The mysteries of bird migration are being unravelled by a group of B.C. researchers, using some very cool technology.
The data collected is revealing some secrets about where the Swainson’s Thrush song bird goes after the summer.
So UBC researchers wanted to find out more about where they go during winter and how they get there.
“What we can do is find a singing male, set up a mist net, play its song to it, catch that bird and then we take one of these light little geolocators and fix that to the back of the bird,” UBC Professor of zoology Darren Irwin said.
A year later they’ve successfully recaptured more than 30 of these songbirds, removed the little back pack and downloaded the data.
“They migrate thousands of kilometers, they do this alone, they do it at night, and they often make it back to the same tree year after year,” one of the lead researchers Kira Delmore said.
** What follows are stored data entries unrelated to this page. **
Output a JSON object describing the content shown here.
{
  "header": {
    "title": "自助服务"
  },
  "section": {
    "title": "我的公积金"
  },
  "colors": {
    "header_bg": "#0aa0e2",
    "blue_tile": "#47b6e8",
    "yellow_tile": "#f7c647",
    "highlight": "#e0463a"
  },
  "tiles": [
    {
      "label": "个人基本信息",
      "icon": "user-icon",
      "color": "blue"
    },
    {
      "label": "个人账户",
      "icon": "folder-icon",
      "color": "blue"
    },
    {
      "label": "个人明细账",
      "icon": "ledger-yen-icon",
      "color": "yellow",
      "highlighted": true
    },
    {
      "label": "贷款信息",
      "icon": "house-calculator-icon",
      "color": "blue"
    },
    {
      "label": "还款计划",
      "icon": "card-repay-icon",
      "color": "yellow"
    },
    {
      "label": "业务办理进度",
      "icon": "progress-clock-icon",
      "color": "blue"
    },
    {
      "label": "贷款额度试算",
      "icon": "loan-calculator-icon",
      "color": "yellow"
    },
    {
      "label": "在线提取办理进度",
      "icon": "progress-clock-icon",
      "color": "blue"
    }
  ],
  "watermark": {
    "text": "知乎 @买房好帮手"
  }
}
Researchers weren’t sure how these small birds could make it all the way to South America at night and by themselves.
So they looked into their DNA, specifically into one chromosome that seems to indicate which route the birds will take.
“Birds from Pacific Spirit park right here, take the West Coast down to Mexico,” Irwin said.
“Birds from Kamloops, the eastern birds, go way down to the southeast of the United States and across to Colombia.”
He said it’s like these birds are pre-wired from birth and it begs the question if salmon also share a similar biology.
“Still quite a mystery so we have a lot more work to do but what experiments, not just in our lab but others, have shown is that they somehow do know where to go and somehow its encoded in the DNA.”